Auburn
Well-known member
BTDT once. Same advice as many...get an attorney who is working for your benefit...but know when to say enough and settle. Otherwise they will keep fighting (and charging $$$$). You don't want to be blindsided in court and lose more than your shirt.One of the best things you can do for the kids is to take care of yourself and no matter how hard it gets, alwaysshow respect for mom. The one thing that kids will remember is how each of you treated each other, etc. Maybe
not so much now because of their ages but as they get older, they will remember.
Wish you the best . . .
:nuetral: :nuetral:
The best thing that happened now 20 years later, is when my son (I adopted her son when he was 3) thanked me for being there when she wasn't.
I never spoke badly of her in front of him.
I went through something similar, my parents divorced when I was 2. I only saw my dad a few times through the years. It wasn't because he didn't wnat to see my brother and I. It was because my mom wouldn't let him. I didn't get to know him until I was in my mid 20's. Once I learned the other side of the story, it has made me feel sorry for my mom. It has strained my relationship with her.

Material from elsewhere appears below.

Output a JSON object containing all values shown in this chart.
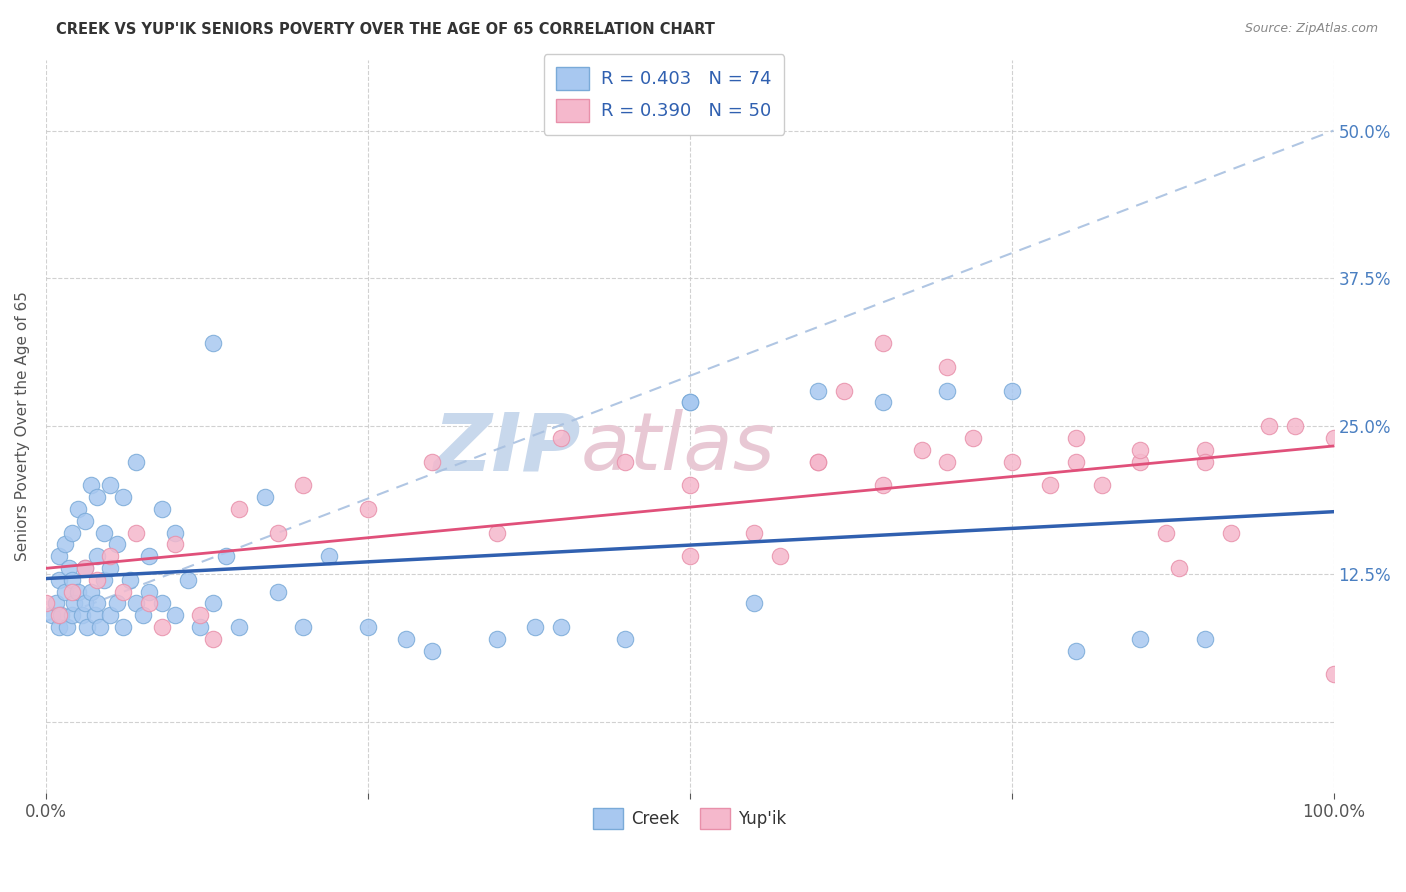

On the other hand, my stepdad was the greatest. It is beacuse of him, that I turned out as I did.
He taught me one thing that I made sure to pass on to my son. That was I made sure that if I said I would be there or do thtat with hm, I did. The most satisfying thing was when he thanked me for being there and that he could count on me. I guess she let him down a few times.
One final thought, there will be someone out there for you. Probably when you are not looking at all is when you will find her. My second is the one I wish I had found first, execpt I wouldn't have the son I have if I had. But the experience of being torn apart by the first one made me a better person.
We hear you and feel for you. Good thoughts and prayers going your way.